The Price of Belief

Deriving Probability from Rationality

June 27, 2025

We are often told that probabilities are one of two things:

  1. Frequentist: An objective property of the world, like the long-run frequency of a coin landing heads.
  2. Bayesian: A subjective degree of belief in a proposition, a property of an observer’s mind.

This apparent split can be confusing. How can something as rigorous as mathematics be based on a “subjective belief”?

The answer lies in a powerful argument that bridges the gap. We can derive all the rules of probability from a single, operational premise: a rational agent will not willingly construct a set of beliefs that guarantees they will lose money. This is known as being immune to a “Dutch Book,” and it provides the logical foundation for the Bayesian framework. It ensures that subjective beliefs are at least coherent.

Let’s build our system.

The Setup: The Rules of the Game

Imagine a market where we can trade contracts based on any well-defined event, E.

  1. The Contracts: For any event E, we can create two types of shares:
    • A YES(E) share that pays \$1 if E occurs, and \$0 otherwise.
    • A NO(E) share that pays \$1 if E does not occur, and \$0 otherwise.

  2. The Price: The price of a share is the amount a rational agent is willing to pay for it. We will call the price of a YES(E) share p(E). This price represents the agent’s personal probability of the event.

  3. The Rational Agent: Our agent is rational. This doesn’t mean they are always right; it simply means they are coherent. They will not set prices for bets in such a way that a clever bookie can guarantee a profit by trading with them. A set of bets that leads to a guaranteed loss is called a “Dutch Book.” Our agent’s goal is to be immune to being Dutch Booked.

From these simple rules, we can derive the three core axioms of probability theory.

The Derivation

Axiom 1: Probability is between 0 and 1. (0 ≤ p(E) ≤ 1)

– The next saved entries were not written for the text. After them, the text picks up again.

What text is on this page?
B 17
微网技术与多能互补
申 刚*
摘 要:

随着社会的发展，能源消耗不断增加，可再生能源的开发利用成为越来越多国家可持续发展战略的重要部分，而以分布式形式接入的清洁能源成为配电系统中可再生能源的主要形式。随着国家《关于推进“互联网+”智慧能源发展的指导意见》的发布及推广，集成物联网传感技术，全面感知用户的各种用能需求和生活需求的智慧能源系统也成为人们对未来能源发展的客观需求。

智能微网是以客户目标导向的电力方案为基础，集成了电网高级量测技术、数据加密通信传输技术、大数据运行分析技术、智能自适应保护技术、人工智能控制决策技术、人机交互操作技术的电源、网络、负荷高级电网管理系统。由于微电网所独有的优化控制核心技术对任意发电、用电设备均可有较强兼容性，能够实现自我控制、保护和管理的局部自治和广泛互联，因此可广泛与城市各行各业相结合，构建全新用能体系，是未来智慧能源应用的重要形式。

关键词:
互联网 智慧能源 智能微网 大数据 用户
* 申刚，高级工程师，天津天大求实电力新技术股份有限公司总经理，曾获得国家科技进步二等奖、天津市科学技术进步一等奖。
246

  • Can the price p(E) be greater than \$1? Suppose our agent sets the price of a YES(E) share at \$1.10. A bookie could sell them this share. The agent pays \$1.10. The best possible outcome for the agent is that E happens and they receive \$1.00. They have suffered a guaranteed loss of \$0.10. This violates our rule of rationality. Therefore, p(E) ≤ 1.

  • Can the price p(E) be less than \$0? Suppose our agent sets the price at -\$0.10. This would mean they would pay a bookie \$0.10 to take the share off their hands. The bookie now has an asset that will either be worth \$0 or \$1, and they were paid to take it. This is a guaranteed profit for the bookie and a guaranteed loss for the agent. Therefore, p(E) ≥ 0.

Thus, to avoid a guaranteed loss, the price an agent assigns to any event must be between \$0 and \$1.

Axiom 2: The probability of a certain event is 1. (p(CERTAIN_EVENT) = 1)

Let E be an event that is guaranteed to happen. A perfect example is a tautology, like “a standard six-sided die will land on 1, 2, 3, 4, 5, or 6.”

  • The YES(E) share is a guaranteed \$1 payout. What is its fair price?
  • If the agent sets the price p(E) at anything less than \$1, say \$0.99, a bookie could buy the share. They pay \$0.99 and are guaranteed to receive \$1.00, for a risk-free profit of \$0.01. The agent has accepted a guaranteed loss.
  • To be coherent, the agent must set the price of a guaranteed \$1 payout to be exactly \$1.

Thus, the probability of a certain event must be 1.

Axiom 3: The Addition Rule for Mutually Exclusive Events. (If A and B cannot both happen, then p(A or B) = p(A) + p(B))

Let A and B be two mutually exclusive events (e.g., A = “a die roll is 1”, B = “a die roll is 2”).

Consider two possible investment portfolios.

  • Portfolio 1: Buy one share of YES(A or B).
    • Cost: p(A or B)
    • Payout: If A happens, you get \$1. If B happens, you get \$1. If neither happens, you get \$0.
  • Portfolio 2: Buy one share of YES(A) and one share of YES(B).
    • Cost: p(A) + p(B)
    • Payout: If A happens, the YES(A) share pays \$1 and the YES(B) share pays \$0 (since they are mutually exclusive). Total payout is \$1. If B happens, the YES(B) share pays \$1 and the YES(A) share pays \$0. Total payout is \$1. If neither happens, both pay \$0.

Notice that the payout for Portfolio 1 and Portfolio 2 is identical in every possible future.

A rational agent must value two portfolios with the exact same payout at the exact same price. If they didn’t—for instance, if they priced Portfolio 1 cheaper than Portfolio 2—a bookie could buy Portfolio 1 from them and sell them Portfolio 2, locking in a risk-free profit.

Therefore, to avoid being Dutch Booked, the costs must be equal: p(A or B) = p(A) + p(B)

Conclusion: Probability as Coherent Betting

We have started with a simple idea—don’t build a system of bets that guarantees a loss—and derived the three fundamental axioms of probability.

This operational viewpoint, often called the Dutch Book argument, shows that probability isn’t just an abstract feature of the world (the Frequentist view) or a purely arbitrary feature of the mind (a common mischaracterization of the Bayesian view).

Instead, it reveals the laws of probability as the necessary logic for coherent reasoning under uncertainty. They are the rules anyone must follow to ensure their personal, subjective beliefs don’t contradict each other. It provides a powerful answer to the question, “Why should my degree of belief follow the probability axioms?”

The answer is simple: If they don’t, you’re guaranteed to lose.